Two of the errors occurred with the flip-phones, for which SMS texts were used.

"With both devices, the small number of errors was with those medications where there are no renal specifications to dosing," wrote the authors. The two errors were recorded by the same participant, who had a grade 6 or less education and no prior Internet use.

After the study, the patients returned the devices, filled out a satisfaction survey, and received $50. Patients reported being satisfied overall, and 75% reported that the Internet is useful in helping them make healthcare decisions.

There are several mobile applications available for addressing problems around medication adherence, but Becker noted that there haven't been very many studies examining these. Some studies have found that mobile health applications can enhance diabetes self-management, for example, but the limited evidence indicates that this had no effect on clinical measures like hemoglobin A1c and blood pressure.

"Technology use carries with it additional considerations. Personal digital assistants and most smartphones have small screen sizes and variable data entry options, bandwidth, and memory," wrote Becker. "In this context, the study by Diamantidis et al was straightforward and also, somewhat minimalistic."

Becker added that the study was well done, but that the pace of technological development makes this study both "positive and obsolete at the same time."

The authors said that new strategies that take advantage of existing technology should be studied. "Novel strategies are needed to promote patient engagement and self-directed patient safety among the high-risk population with CKD," they wrote.

Disclosures

Jeffrey Fink, a co-author, disclosed receiving prior research funding from Amgen, Inc. and honoraria from Sandoz, Inc. and Amgen, Inc.

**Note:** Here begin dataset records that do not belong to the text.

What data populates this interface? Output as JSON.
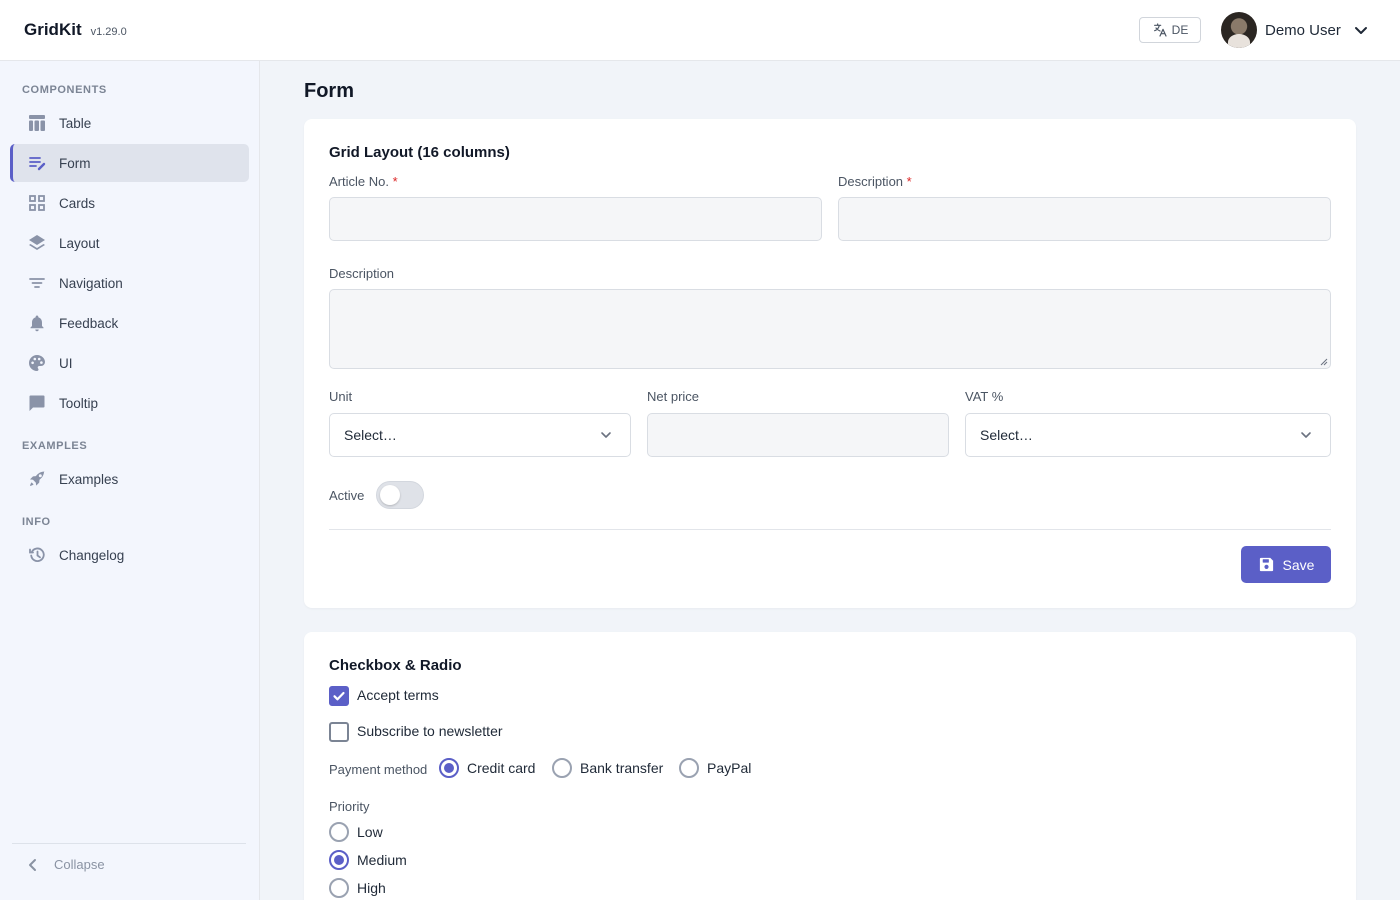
{
  "app": {
    "name": "GridKit",
    "version": "v1.29.0"
  },
  "header": {
    "language_label": "DE",
    "user_name": "Demo User"
  },
  "sidebar": {
    "sections": [
      {
        "title": "COMPONENTS"
      },
      {
        "title": "EXAMPLES"
      },
      {
        "title": "INFO"
      }
    ],
    "items": [
      {
        "label": "Table",
        "icon": "table-icon"
      },
      {
        "label": "Form",
        "icon": "form-edit-icon",
        "active": true
      },
      {
        "label": "Cards",
        "icon": "grid-icon"
      },
      {
        "label": "Layout",
        "icon": "layers-icon"
      },
      {
        "label": "Navigation",
        "icon": "filter-lines-icon"
      },
      {
        "label": "Feedback",
        "icon": "bell-icon"
      },
      {
        "label": "UI",
        "icon": "palette-icon"
      },
      {
        "label": "Tooltip",
        "icon": "chat-bubble-icon"
      },
      {
        "label": "Examples",
        "icon": "rocket-icon"
      },
      {
        "label": "Changelog",
        "icon": "history-icon"
      }
    ],
    "collapse_label": "Collapse"
  },
  "page": {
    "title": "Form"
  },
  "grid_form": {
    "title": "Grid Layout (16 columns)",
    "article_no": {
      "label": "Article No.",
      "required": "*",
      "value": ""
    },
    "description_short": {
      "label": "Description",
      "required": "*",
      "value": ""
    },
    "description_long": {
      "label": "Description",
      "value": ""
    },
    "unit": {
      "label": "Unit",
      "selected": "Select…"
    },
    "net_price": {
      "label": "Net price",
      "value": ""
    },
    "vat": {
      "label": "VAT %",
      "selected": "Select…"
    },
    "active": {
      "label": "Active",
      "on": false
    },
    "save_label": "Save"
  },
  "choices": {
    "title": "Checkbox & Radio",
    "accept_terms": {
      "label": "Accept terms",
      "checked": true
    },
    "newsletter": {
      "label": "Subscribe to newsletter",
      "checked": false
    },
    "payment": {
      "label": "Payment method",
      "options": [
        "Credit card",
        "Bank transfer",
        "PayPal"
      ],
      "selected": "Credit card"
    },
    "priority": {
      "label": "Priority",
      "options": [
        "Low",
        "Medium",
        "High"
      ],
      "selected": "Medium"
    }
  },
  "colors": {
    "accent": "#5b5fc7",
    "required": "#dc2626",
    "sidebar_bg": "#f3f6fd",
    "page_bg": "#f1f4f9"
  }
}
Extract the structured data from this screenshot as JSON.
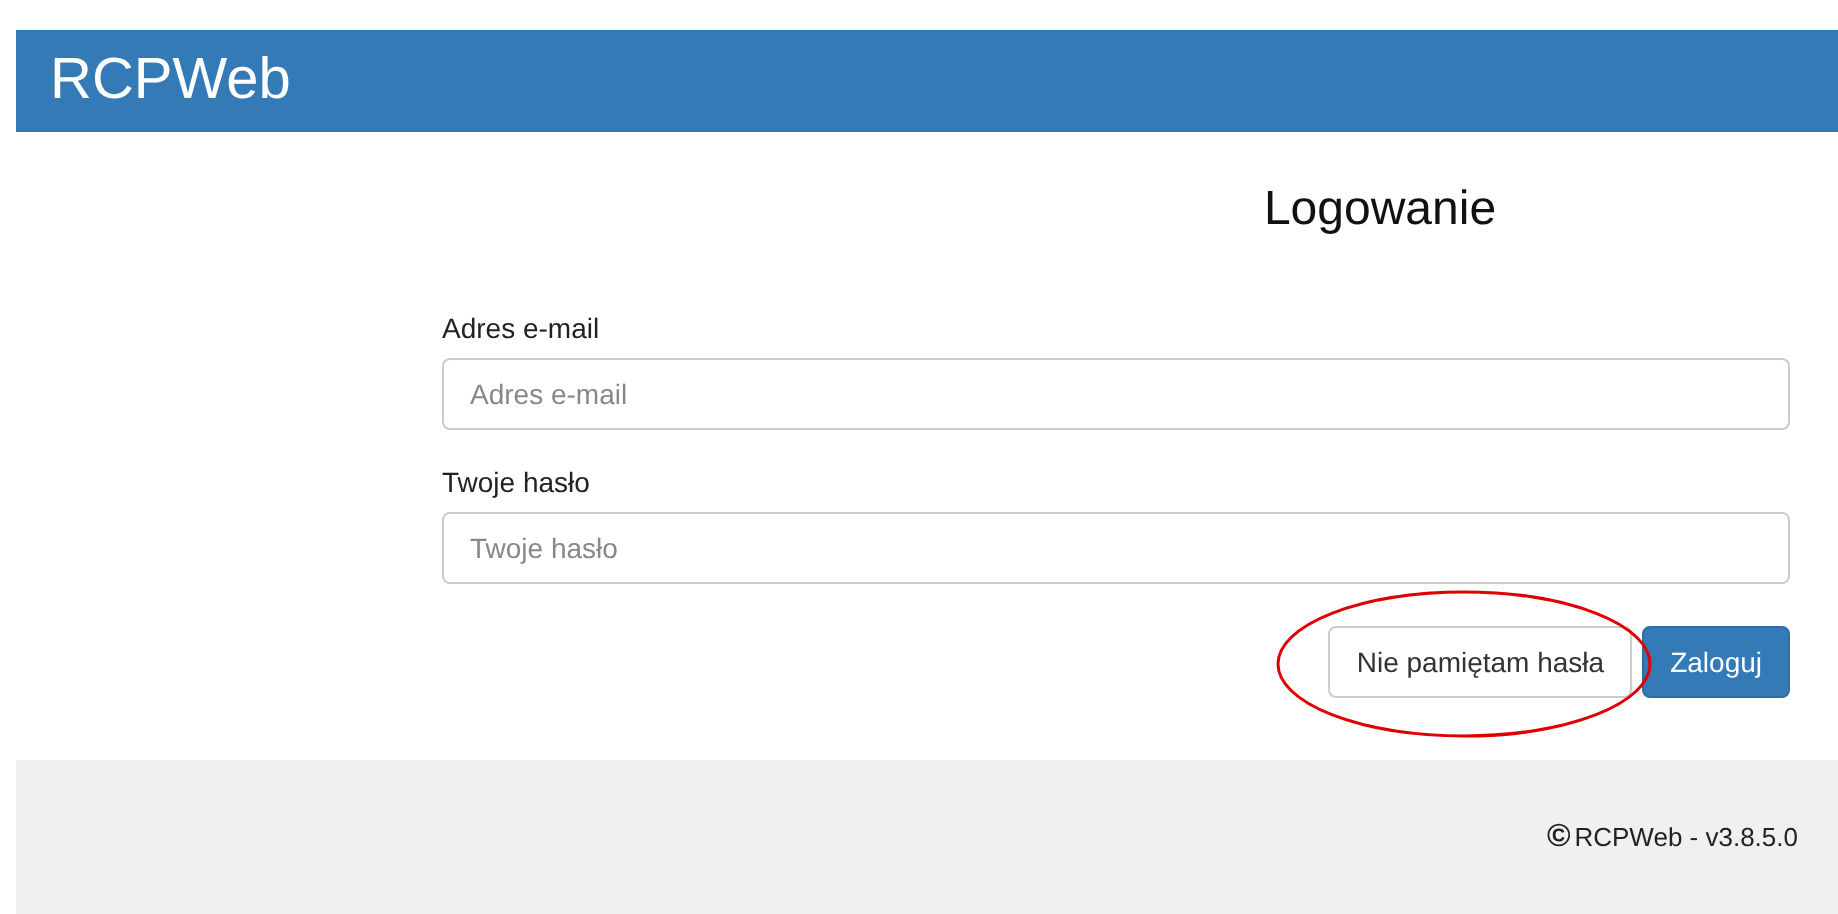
{
  "header": {
    "brand": "RCPWeb"
  },
  "login": {
    "title": "Logowanie",
    "fields": [
      {
        "label": "Adres e-mail",
        "placeholder": "Adres e-mail"
      },
      {
        "label": "Twoje hasło",
        "placeholder": "Twoje hasło"
      }
    ],
    "buttons": [
      {
        "label": "Nie pamiętam hasła",
        "kind": "default",
        "highlighted": true
      },
      {
        "label": "Zaloguj",
        "kind": "primary",
        "highlighted": false
      }
    ]
  },
  "footer": {
    "symbol": "©",
    "text": "RCPWeb - v3.8.5.0"
  }
}
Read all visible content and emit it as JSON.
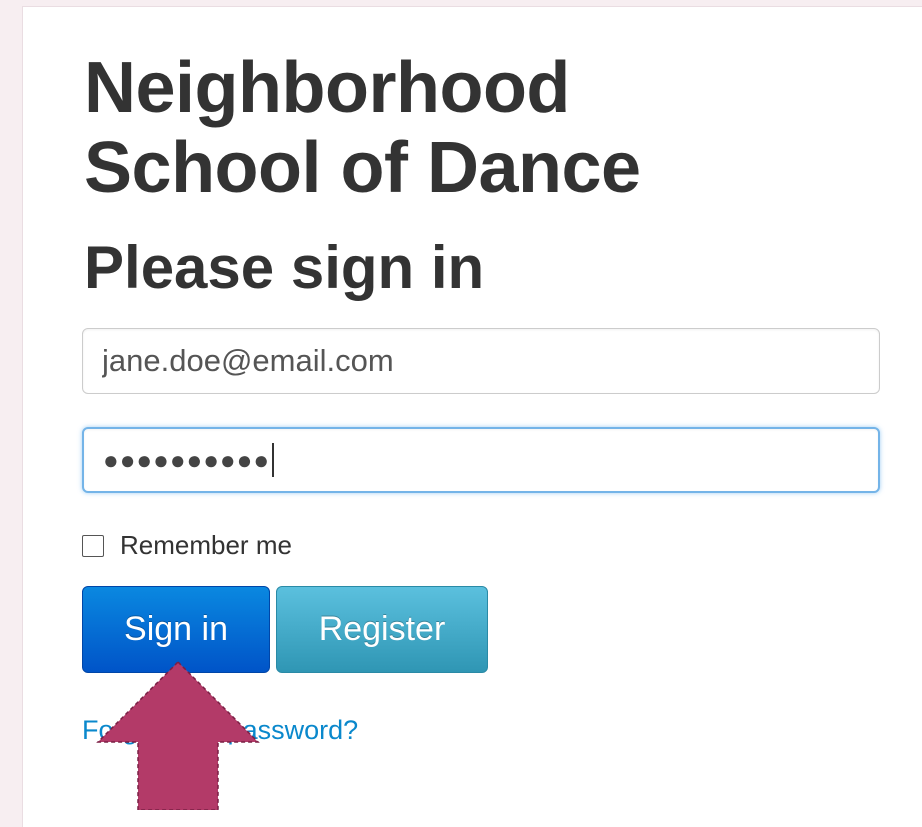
{
  "school_name_line1": "Neighborhood",
  "school_name_line2": "School of Dance",
  "heading": "Please sign in",
  "email": {
    "value": "jane.doe@email.com"
  },
  "password": {
    "masked_value": "●●●●●●●●●●"
  },
  "remember_me": {
    "label": "Remember me",
    "checked": false
  },
  "buttons": {
    "sign_in": "Sign in",
    "register": "Register"
  },
  "forgot_password_link": "Forgot your password?",
  "colors": {
    "sign_in_button": "#0066cc",
    "register_button": "#49afcd",
    "link": "#0a88cc",
    "annotation_arrow": "#b33a68",
    "focus_border": "#74b4e8"
  },
  "annotation": {
    "icon": "up-arrow-icon"
  }
}
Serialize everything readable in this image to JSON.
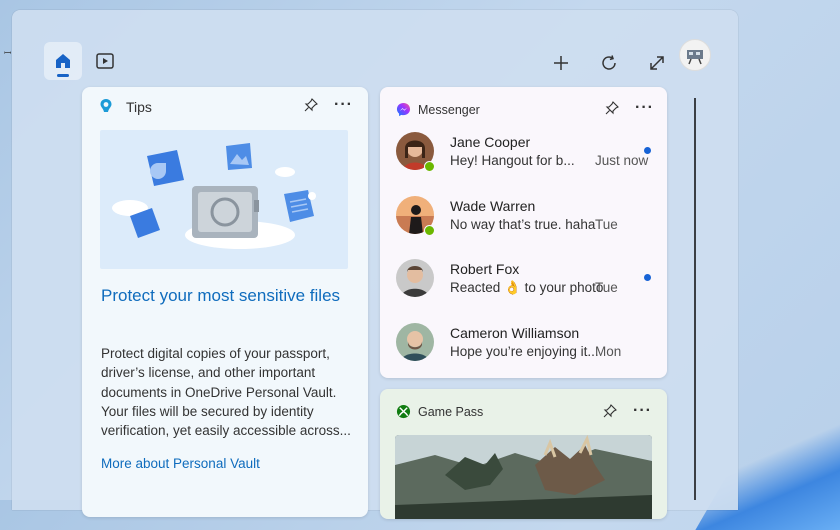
{
  "topbar": {
    "home_icon": "home-icon",
    "video_icon": "video-icon",
    "add_icon": "plus-icon",
    "refresh_icon": "refresh-icon",
    "expand_icon": "expand-icon",
    "accent": "#1763c6"
  },
  "tips": {
    "title": "Tips",
    "heading": "Protect your most sensitive files",
    "body": "Protect digital copies of your passport, driver’s license, and other important documents in OneDrive Personal Vault. Your files will be secured by identity verification, yet easily accessible across...",
    "link": "More about Personal Vault"
  },
  "messenger": {
    "title": "Messenger",
    "messages": [
      {
        "name": "Jane Cooper",
        "text": "Hey! Hangout for b...",
        "time": "Just now",
        "unread": true,
        "online": true
      },
      {
        "name": "Wade Warren",
        "text": "No way that’s true. haha",
        "time": "Tue",
        "unread": false,
        "online": true
      },
      {
        "name": "Robert Fox",
        "text": "Reacted 👌 to your photo",
        "time": "Tue",
        "unread": true,
        "online": false
      },
      {
        "name": "Cameron Williamson",
        "text": "Hope you’re enjoying it...",
        "time": "Mon",
        "unread": false,
        "online": false
      }
    ]
  },
  "gamepass": {
    "title": "Game Pass"
  },
  "colors": {
    "link_blue": "#0f6cbd",
    "unread_dot": "#1763d6",
    "presence_green": "#6bb700"
  }
}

Bryan Becker disclosed no relationships with industry.

Primary Source

Clinical Journal of American Society of Nephrology

Source Reference: Becker, B et al "Medication safety + mobile health = patient engagement in CKD" Clin J Am Soc Nephrol 2015; doi: 10.2215/CJN.06970615.

Secondary Source

Clinical Journal of American Society of Nephrology

Source Reference: Diamantidis, C et al "Remote usability testing and satisfaction with a mobile health medication inquiry system in CKD" Clin J Am Soc Nephrol 2015; doi: 10.2215/CJN.12591214.